Even though, rationally, you know you’re just reading blobs of probable text, these tools lull you into feeling that you’re interacting with a person, a helpful coworker who’s a pleasure to work with. Until it’s not. As in every relationship, the cracks begin to show when things start to go wrong. 尽管从理性上讲,你知道自己只是在阅读一堆概率生成的文本,但这些工具会让你产生一种错觉,仿佛你正在与一个人互动——一个乐于助人、合作愉快的同事。直到情况变糟。正如任何一段关系一样,当事情开始出错时,裂痕便显现出来。

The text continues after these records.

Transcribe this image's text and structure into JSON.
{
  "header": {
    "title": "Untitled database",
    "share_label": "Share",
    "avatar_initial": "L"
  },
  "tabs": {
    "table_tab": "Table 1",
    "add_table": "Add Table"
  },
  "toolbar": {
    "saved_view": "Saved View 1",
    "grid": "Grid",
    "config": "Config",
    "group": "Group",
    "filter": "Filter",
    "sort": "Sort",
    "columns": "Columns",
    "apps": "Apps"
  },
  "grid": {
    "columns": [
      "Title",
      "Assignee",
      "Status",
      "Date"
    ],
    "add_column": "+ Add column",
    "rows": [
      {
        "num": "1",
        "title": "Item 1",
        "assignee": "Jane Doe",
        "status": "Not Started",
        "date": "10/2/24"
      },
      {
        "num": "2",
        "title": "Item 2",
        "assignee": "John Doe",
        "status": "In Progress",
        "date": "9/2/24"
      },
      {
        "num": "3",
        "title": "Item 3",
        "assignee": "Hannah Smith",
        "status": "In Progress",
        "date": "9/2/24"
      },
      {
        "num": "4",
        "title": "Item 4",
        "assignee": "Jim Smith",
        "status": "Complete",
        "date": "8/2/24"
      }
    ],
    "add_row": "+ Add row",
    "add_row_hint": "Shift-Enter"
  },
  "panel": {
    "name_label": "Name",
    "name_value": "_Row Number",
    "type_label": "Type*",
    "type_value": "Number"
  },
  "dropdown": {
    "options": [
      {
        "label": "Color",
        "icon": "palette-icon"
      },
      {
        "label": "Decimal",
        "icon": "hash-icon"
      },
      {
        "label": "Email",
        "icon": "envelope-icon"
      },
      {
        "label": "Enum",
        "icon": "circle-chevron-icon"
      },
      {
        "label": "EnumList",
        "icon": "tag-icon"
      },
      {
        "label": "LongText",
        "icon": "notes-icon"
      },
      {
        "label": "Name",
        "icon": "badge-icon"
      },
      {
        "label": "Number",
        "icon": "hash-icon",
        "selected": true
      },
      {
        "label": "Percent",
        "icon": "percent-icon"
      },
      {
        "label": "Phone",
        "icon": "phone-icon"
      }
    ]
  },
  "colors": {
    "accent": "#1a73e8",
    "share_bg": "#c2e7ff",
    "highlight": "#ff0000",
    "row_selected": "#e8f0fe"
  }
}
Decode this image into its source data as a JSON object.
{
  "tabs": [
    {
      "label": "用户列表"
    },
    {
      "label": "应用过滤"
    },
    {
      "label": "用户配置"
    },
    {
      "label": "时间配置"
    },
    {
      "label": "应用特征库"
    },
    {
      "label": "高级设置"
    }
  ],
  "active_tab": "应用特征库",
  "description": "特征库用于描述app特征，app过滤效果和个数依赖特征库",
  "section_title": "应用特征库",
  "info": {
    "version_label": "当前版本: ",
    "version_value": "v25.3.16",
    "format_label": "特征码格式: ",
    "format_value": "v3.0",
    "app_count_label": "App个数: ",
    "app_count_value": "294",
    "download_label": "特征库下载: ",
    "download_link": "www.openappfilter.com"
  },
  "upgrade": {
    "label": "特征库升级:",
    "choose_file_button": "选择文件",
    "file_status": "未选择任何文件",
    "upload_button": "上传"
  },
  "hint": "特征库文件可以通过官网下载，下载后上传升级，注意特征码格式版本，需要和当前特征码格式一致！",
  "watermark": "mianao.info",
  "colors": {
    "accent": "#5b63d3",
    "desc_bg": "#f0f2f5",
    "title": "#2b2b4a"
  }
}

The first time you catch a mistake, you shrug. You point it out and the agent apologizes. Five minutes later, however, same mistake again. You correct them a second time, noting their recidivism, so now they also update their memory and promise you “it will never happen again”. But it does, over and over, because these tools follow the most probable path, and in some cases no amount of HARD RULES can push them off it. 第一次发现错误时,你会耸耸肩。你指出来,智能体便道歉。然而五分钟后,同样的错误再次出现。你第二次纠正它们,指出它们的“累犯”行为,于是它们更新了记忆并向你保证“绝不再犯”。但错误还是会反复发生,因为这些工具遵循的是概率最高的路径,在某些情况下,无论多少“硬性规则”都无法让它们偏离这条路径。
If the agent were a human colleague, you’d have good reason to feel a bit miffed. But it’s an algorithm; losing your patience is absurd. And yet, since it behaves like a colleague, the illusion ends up tripping the same emotional wires. With a colleague, the desire not to be a horrible human being restrains you, but with an agent you feel free to lash out. It’s not cathartic, however; you just feel the frustration and realize that whatever you do or say will have absolutely no effect. 如果对方是人类同事,你感到恼火是有充分理由的。但它只是一个算法;失去耐心是很荒谬的。然而,由于它的行为像个同事,这种错觉最终还是触动了同样的心理开关。面对同事时,你因为不想做一个糟糕的人而克制自己,但面对智能体时,你会觉得可以肆意发泄。但这并不能带来宣泄感;你只会感到挫败,并意识到无论你做什么或说什么,都毫无作用。
I’ve been using Claude Code for the past few months, and lately I’ve noticed that, when corrected, it often reflects on where it went wrong and what it should have done instead. Maybe this is an attempt to improve how you perceive the tool. I can’t say it works for me, though. I don’t really get anything useful out of these postmortems (e.g., clues about how to rephrase my instructions), and they just end up reading as annoying filler. 过去几个月我一直在使用 Claude Code,最近我注意到,当被纠正时,它经常会反思自己哪里出了错以及本该怎么做。也许这是为了改善你对该工具的感知。但我不能说这对我有效。我并没有从这些“事后总结”中获得任何有用的信息(例如关于如何重写指令的线索),它们最终读起来只像是令人烦躁的废话。
Maybe I would prefer a more radical solution: drop the human pretense entirely. Make the agent sound clinical, robotic. Dispel the idea that I’m interacting with a person, and make me feel like I’m just approving or rejecting random outcomes. 也许我更倾向于一个激进的解决方案:彻底抛弃这种人类伪装。让智能体的声音变得冷冰冰、机械化。消除我正在与人互动的错觉,让我感觉自己只是在批准或拒绝随机生成的结果。
Of course, “trying to behave like a human would” is the mechanism that gives LLMs their intelligence, so it makes sense that conversational interfaces emerged as the default way to interact with them. And in many ways, they work very well. Practically speaking, I probably just need to condition myself not to get caught in the illusion of speaking with a human. Though I’m not really thrilled about a future where I need to guard against the tools I use for my job. 当然,“试图表现得像人类”正是赋予大语言模型智能的机制,因此对话式界面成为与它们交互的默认方式也就不足为奇了。在许多方面,它们确实表现得很好。从实际角度来看,我可能只需要训练自己,不要陷入“正在与人交谈”的错觉中。尽管对于未来我需要时刻提防自己工作所用的工具,我实在感到高兴不起来。